キミは聞こえる
 仲吉はすこしのあいだ沈黙して、唇を一度きゅっと引き結んだ。

「……ミサンガだけでも、受け取ってもらえない?」

 いま、目の前にいる彼女が代谷だったなら、と思う。
 ミサンガを受け取るどころか、一緒に代谷の身体まで抱きしめるだろう。

 桐野は首を振った。

「ごめん…それも、無理だよ」

 受け取れば、それはそのまま彼女への僅かなりとも好意と受け止められかねず、悠士の言う裏切りになりかねない。

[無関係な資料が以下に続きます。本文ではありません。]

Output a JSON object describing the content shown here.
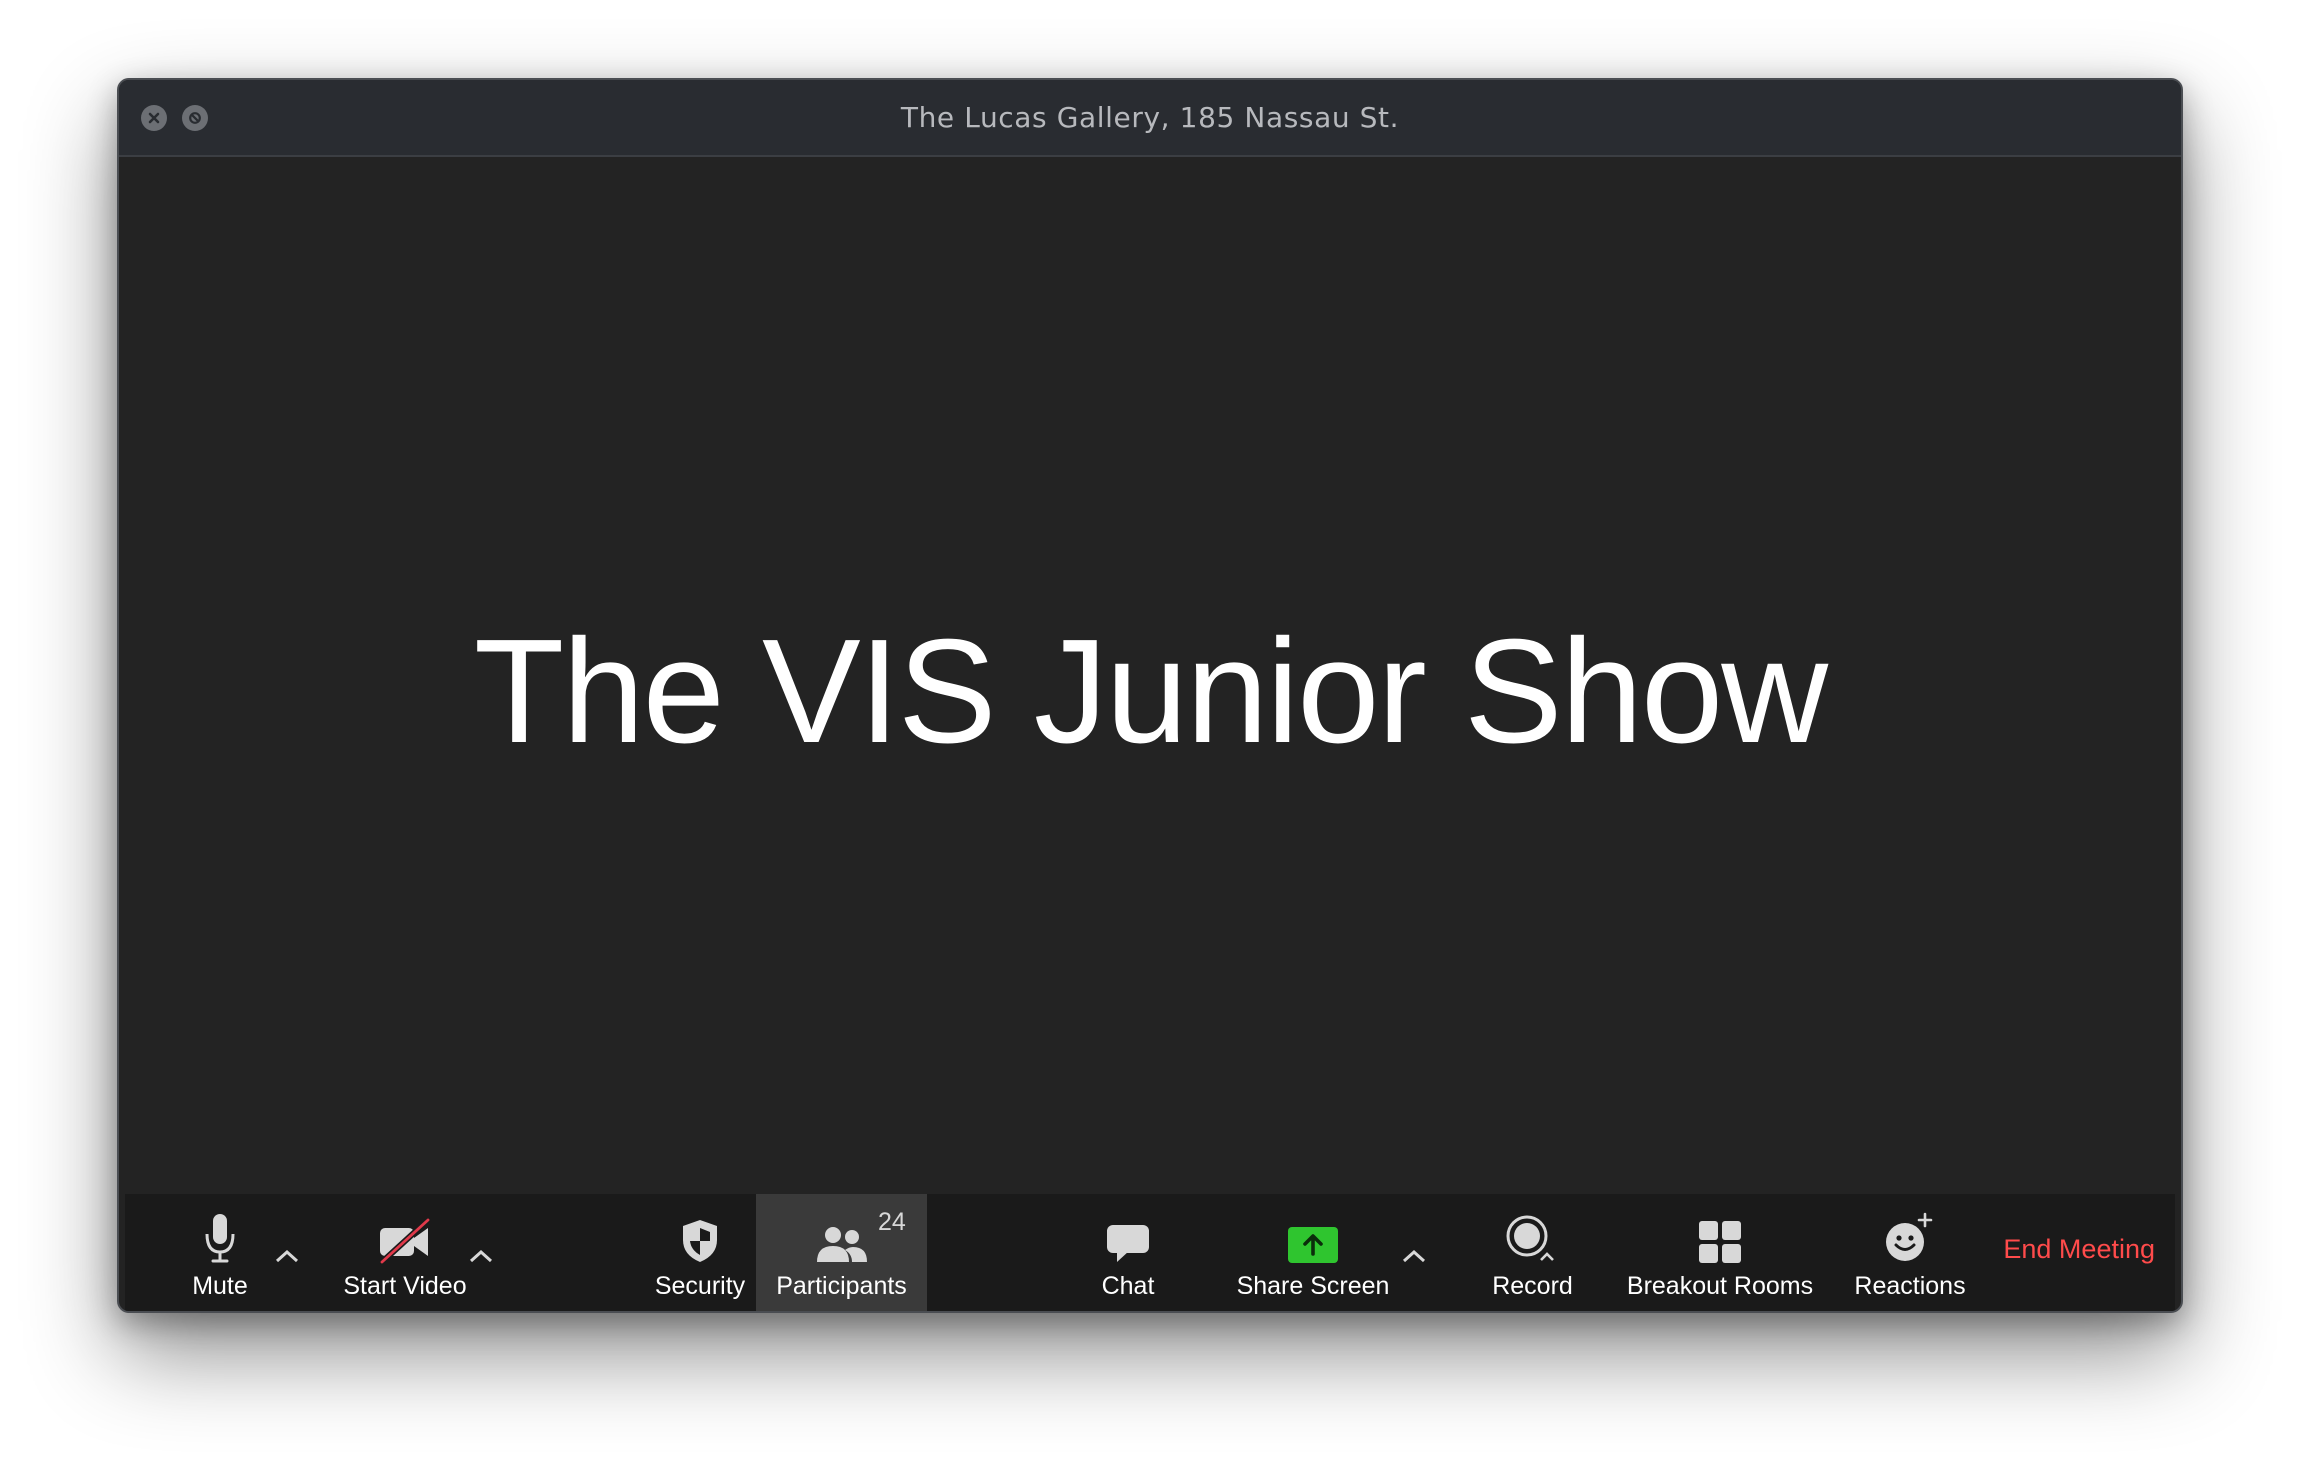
{
  "window": {
    "title": "The Lucas Gallery, 185 Nassau St."
  },
  "main": {
    "show_title": "The VIS Junior Show"
  },
  "toolbar": {
    "mute_label": "Mute",
    "start_video_label": "Start Video",
    "security_label": "Security",
    "participants_label": "Participants",
    "participants_count": "24",
    "chat_label": "Chat",
    "share_screen_label": "Share Screen",
    "record_label": "Record",
    "breakout_rooms_label": "Breakout Rooms",
    "reactions_label": "Reactions",
    "end_meeting_label": "End Meeting"
  },
  "icons": {
    "close": "close-icon",
    "minimize": "minimize-icon",
    "mute": "microphone-icon",
    "video": "video-off-icon",
    "security": "shield-icon",
    "participants": "people-icon",
    "chat": "chat-bubble-icon",
    "share": "share-screen-icon",
    "record": "record-icon",
    "breakout": "grid-icon",
    "reactions": "smiley-icon"
  },
  "colors": {
    "share_screen_green": "#2fc52f",
    "end_meeting_red": "#ff4b4b",
    "video_off_slash": "#e0394a"
  }
}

 別に、代谷と付き合っているわけではないけれど、ましてや恋人同士でもないけれど、それでも―――

 片思いでも、一途に彼女を想う気持ちに自ら水をさすようなことはしたくなかった。


 そっか、と仲吉は悲しげに呟いて、腕を引いた。

 桐野はベンチに置いていた荷物を抱える。

「俺、行くから」

 仲吉を置いて走り去ると、仲良しの後ろで彼女を見守っていた女子生徒が桐野とは反対―――仲吉のほうへと駆けていった。

 逃げるように、速度をすこしだけ増す。

 小野寺の忠告は果たせているだろうか。あの様子では無理かも知れない。

 いくら優しい言葉をかけても、結局断っていることには変わりないのだから同じ事だ。それはわかっていても、悠士のような扱いは俺には出来ない。

 微かな罪悪感が尾を引く。いくつかの視線を背中に感じた。仲吉の友達のものだろうか。

 靴を履き替えながら、息を吐いたそのとき。